Grady works as the chief of Bioethics at the National Institutes of Health (NIH) Clinical Center, not as the acting head of the FDA. She has no involvement in the FDA’s approval process for COVID-19 vaccines.
Grady has recently become a popular target for online misinformation. Fauci, her husband and the director of the National Institute of Allergy and Infectious Diseases, has similarly been the subject of false claims during the pandemic.
This particular post alleges Grady is the “new FDA acting head” while also attempting to link her to the approval process for the Pfizer-BioNTech COVID-19 vaccine. The FDA approved the Pfizer-BioNTech COVID-19 vaccine, marketed as Comirnaty, for use among people ages 16 and older in August.
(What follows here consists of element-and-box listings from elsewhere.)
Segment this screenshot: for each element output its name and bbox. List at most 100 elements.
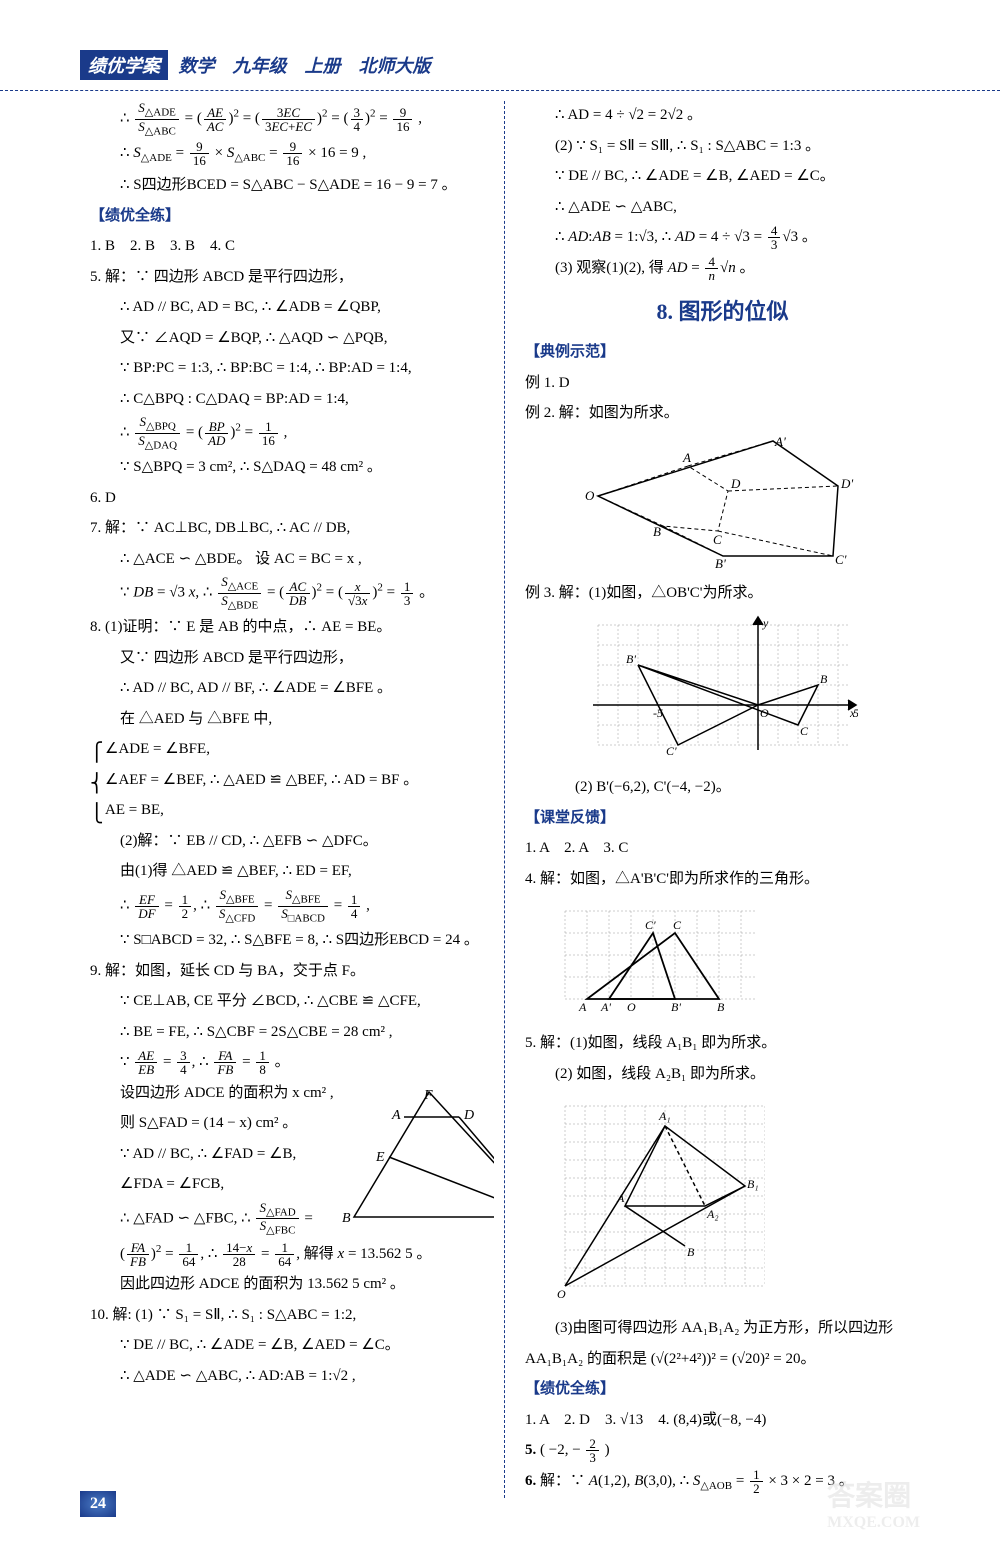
- svg-text:E: E: [375, 1150, 385, 1165]
- svg-text:A₁: A₁: [658, 1109, 671, 1123]
- coord-grid-diagram: xy O-55 B'B CC': [588, 615, 858, 765]
- math-line: ∴ AD:AB = 1:√3, ∴ AD = 4 ÷ √3 = 43√3 。: [525, 223, 920, 252]
- answer-line: 6. D: [90, 484, 484, 513]
- svg-text:A': A': [600, 1000, 611, 1014]
- math-line: ∵ AEEB = 34, ∴ FAFB = 18 。: [90, 1048, 484, 1077]
- svg-text:-5: -5: [653, 706, 663, 720]
- right-column: ∴ AD = 4 ÷ √2 = 2√2 。 (2) ∵ S₁ = SⅡ = SⅢ…: [505, 101, 930, 1498]
- solution-line: ∵ S△BPQ = 3 cm², ∴ S△DAQ = 48 cm² 。: [90, 453, 484, 482]
- svg-text:O: O: [627, 1000, 636, 1014]
- svg-text:B: B: [820, 672, 828, 686]
- solution-line: ∴ △ADE ∽ △ABC, ∴ AD:AB = 1:√2 ,: [90, 1362, 484, 1391]
- solution-line: 例 2. 解：如图为所求。: [525, 399, 920, 428]
- math-line: ∵ DB = √3 x, ∴ S△ACES△BDE = (ACDB)2 = (x…: [90, 575, 484, 611]
- svg-text:B: B: [687, 1245, 695, 1259]
- svg-text:O: O: [557, 1287, 566, 1301]
- solution-line: 又∵ 四边形 ABCD 是平行四边形，: [90, 644, 484, 673]
- svg-text:A: A: [682, 450, 691, 465]
- solution-line: 4. 解：如图，△A'B'C'即为所求作的三角形。: [525, 865, 920, 894]
- solution-line: 由(1)得 △AED ≌ △BEF, ∴ ED = EF,: [90, 857, 484, 886]
- solution-line: ∵ BP:PC = 1:3, ∴ BP:BC = 1:4, ∴ BP:AD = …: [90, 354, 484, 383]
- svg-text:C: C: [800, 724, 809, 738]
- solution-line: (2) ∵ S₁ = SⅡ = SⅢ, ∴ S₁ : S△ABC = 1:3 。: [525, 132, 920, 161]
- solution-line: ∴ AD // BC, AD // BF, ∴ ∠ADE = ∠BFE 。: [90, 674, 484, 703]
- solution-line: 8. (1)证明：∵ E 是 AB 的中点，∴ AE = BE。: [90, 613, 484, 642]
- solution-line: 因此四边形 ADCE 的面积为 13.562 5 cm² 。: [90, 1270, 484, 1299]
- math-line: ∴ EFDF = 12, ∴ S△BFES△CFD = S△BFES□ABCD …: [90, 888, 484, 924]
- solution-line: ∴ AD // BC, AD = BC, ∴ ∠ADB = ∠QBP,: [90, 293, 484, 322]
- answer-line: 1. B 2. B 3. B 4. C: [90, 232, 484, 261]
- content-columns: ∴ S△ADES△ABC = (AEAC)2 = (3EC3EC+EC)2 = …: [0, 101, 1000, 1498]
- solution-line: 5. 解：(1)如图，线段 A₁B₁ 即为所求。: [525, 1029, 920, 1058]
- svg-text:A: A: [391, 1108, 401, 1123]
- svg-text:B: B: [342, 1211, 351, 1222]
- svg-text:B': B': [626, 652, 636, 666]
- solution-line: AA₁B₁A₂ 的面积是 (√(2²+4²))² = (√20)² = 20。: [525, 1345, 920, 1374]
- solution-line: 7. 解：∵ AC⊥BC, DB⊥BC, ∴ AC // DB,: [90, 514, 484, 543]
- solution-line: (2) B'(−6,2), C'(−4, −2)。: [525, 773, 920, 802]
- watermark-line: MXQE.COM: [827, 1514, 920, 1532]
- svg-text:y: y: [762, 616, 769, 630]
- header-badge: 绩优学案: [80, 50, 168, 80]
- solution-line: ∴ AD = 4 ÷ √2 = 2√2 。: [525, 101, 920, 130]
- page-header: 绩优学案 数学 九年级 上册 北师大版: [0, 0, 1000, 91]
- section-heading: 【绩优全练】: [90, 202, 484, 231]
- solution-line: ∴ BE = FE, ∴ S△CBF = 2S△CBE = 28 cm² ,: [90, 1018, 484, 1047]
- svg-text:5: 5: [853, 706, 858, 720]
- answer-line: 1. A 2. A 3. C: [525, 834, 920, 863]
- solution-line: 在 △AED 与 △BFE 中,: [90, 705, 484, 734]
- solution-line: ∴ △ACE ∽ △BDE。 设 AC = BC = x ,: [90, 545, 484, 574]
- math-line: ∴ S△BPQS△DAQ = (BPAD)2 = 116 ,: [90, 415, 484, 451]
- solution-line: 9. 解：如图，延长 CD 与 BA，交于点 F。: [90, 957, 484, 986]
- svg-text:B: B: [717, 1000, 725, 1014]
- watermark: 答案圈 MXQE.COM: [827, 1474, 920, 1532]
- section-title: 8. 图形的位似: [525, 294, 920, 326]
- svg-text:A: A: [616, 1191, 625, 1205]
- math-line: ∴ S△ADE = 916 × S△ABC = 916 × 16 = 9 ,: [90, 139, 484, 169]
- triangle-grid-diagram: AA'O B'B CC': [555, 901, 765, 1021]
- solution-line: (2) 如图，线段 A₂B₁ 即为所求。: [525, 1060, 920, 1089]
- section-heading: 【课堂反馈】: [525, 804, 920, 833]
- polygon-diagram: O A A' B B' C C' D D': [583, 436, 863, 571]
- section-heading: 【绩优全练】: [525, 1375, 920, 1404]
- solution-line: ∴ C△BPQ : C△DAQ = BP:AD = 1:4,: [90, 385, 484, 414]
- math-line: 5. ( −2, − 23 ): [525, 1436, 920, 1465]
- solution-line: 例 3. 解：(1)如图，△OB'C'为所求。: [525, 579, 920, 608]
- left-column: ∴ S△ADES△ABC = (AEAC)2 = (3EC3EC+EC)2 = …: [80, 101, 505, 1498]
- svg-text:B': B': [715, 556, 726, 571]
- solution-line: 又∵ ∠AQD = ∠BQP, ∴ △AQD ∽ △PQB,: [90, 324, 484, 353]
- math-line: (3) 观察(1)(2), 得 AD = 4n√n 。: [525, 254, 920, 283]
- answer-line: 1. A 2. D 3. √13 4. (8,4)或(−8, −4): [525, 1406, 920, 1435]
- solution-line: ∵ S□ABCD = 32, ∴ S△BFE = 8, ∴ S四边形EBCD =…: [90, 926, 484, 955]
- answer-line: 例 1. D: [525, 369, 920, 398]
- svg-text:D': D': [840, 476, 853, 491]
- solution-line: ∵ DE // BC, ∴ ∠ADE = ∠B, ∠AED = ∠C。: [90, 1331, 484, 1360]
- brace-line: ∠AEF = ∠BEF, ∴ △AED ≌ △BEF, ∴ AD = BF 。: [90, 766, 484, 795]
- svg-text:C': C': [645, 918, 656, 932]
- svg-text:D: D: [463, 1108, 474, 1123]
- svg-text:O: O: [585, 488, 595, 503]
- solution-line: (2)解：∵ EB // CD, ∴ △EFB ∽ △DFC。: [90, 827, 484, 856]
- svg-text:C: C: [713, 532, 722, 547]
- math-line: ∴ S四边形BCED = S△ABC − S△ADE = 16 − 9 = 7 …: [90, 171, 484, 200]
- solution-line: ∴ △ADE ∽ △ABC,: [525, 193, 920, 222]
- svg-text:D: D: [730, 476, 741, 491]
- svg-text:O: O: [760, 706, 769, 720]
- solution-line: ∵ DE // BC, ∴ ∠ADE = ∠B, ∠AED = ∠C。: [525, 162, 920, 191]
- svg-text:C': C': [835, 552, 847, 567]
- watermark-line: 答案圈: [827, 1474, 920, 1514]
- math-line: (FAFB)2 = 164, ∴ 14−x28 = 164, 解得 x = 13…: [90, 1239, 484, 1269]
- triangle-diagram: F A D E B C: [294, 1087, 494, 1222]
- page-number: 24: [80, 1491, 116, 1517]
- svg-text:A': A': [774, 436, 786, 449]
- svg-text:B: B: [653, 524, 661, 539]
- svg-text:F: F: [423, 1088, 433, 1103]
- section-heading: 【典例示范】: [525, 338, 920, 367]
- math-line: ∴ S△ADES△ABC = (AEAC)2 = (3EC3EC+EC)2 = …: [90, 101, 484, 137]
- square-grid-diagram: grid OAA₁ A₂BB₁: [555, 1096, 765, 1306]
- solution-line: 10. 解: (1) ∵ S₁ = SⅡ, ∴ S₁ : S△ABC = 1:2…: [90, 1301, 484, 1330]
- svg-text:B': B': [671, 1000, 681, 1014]
- svg-text:A₂: A₂: [706, 1207, 719, 1221]
- solution-line: (3)由图可得四边形 AA₁B₁A₂ 为正方形，所以四边形: [525, 1314, 920, 1343]
- header-text: 数学 九年级 上册 北师大版: [179, 56, 431, 76]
Grady is not the acting head of the FDA. The agency’s website lists Dr. Janet Woodcock as the FDA’s acting commissioner. She was named to the position on Jan. 20, the day the previous FDA commissioner, Dr. Stephen Hahn, resigned, according to The New York Times. President Joe Biden’s administration does not appear to have announced a nominee for the permanent role as of press time.
The FDA Office of Media Affairs confirmed in an email to Check Your Fact that Grady is not an FDA employee. (RELATED: Will The FDA Not Authorize Or Approve Any COVID-19 Vaccine?)
Grady serves as the chief of Bioethics at the NIH Clinical Center. The Department of Bioethics “conducts conceptual, empirical, and policy-related research into bioethical issues” and “offers comprehensive training to future bioethicists and educational programs for biomedical researchers and clinical providers,” among other things, according to its website.
Earlier this month, Check Your Fact debunked the claim that Grady is involved in the approval of COVID-19 vaccines.
“Dr. Grady does not approve the conduct of any research protocol and she has no input into the FDA process for issuing EUAs,” NIH Clinical Center spokesperson Maria Maslennikov told Check Your Fact via email at the time. “The authority to issue emergency use authorizations (EUA) and approvals lies with the U.S. Food and Drug Administration (FDA), not the NIH.”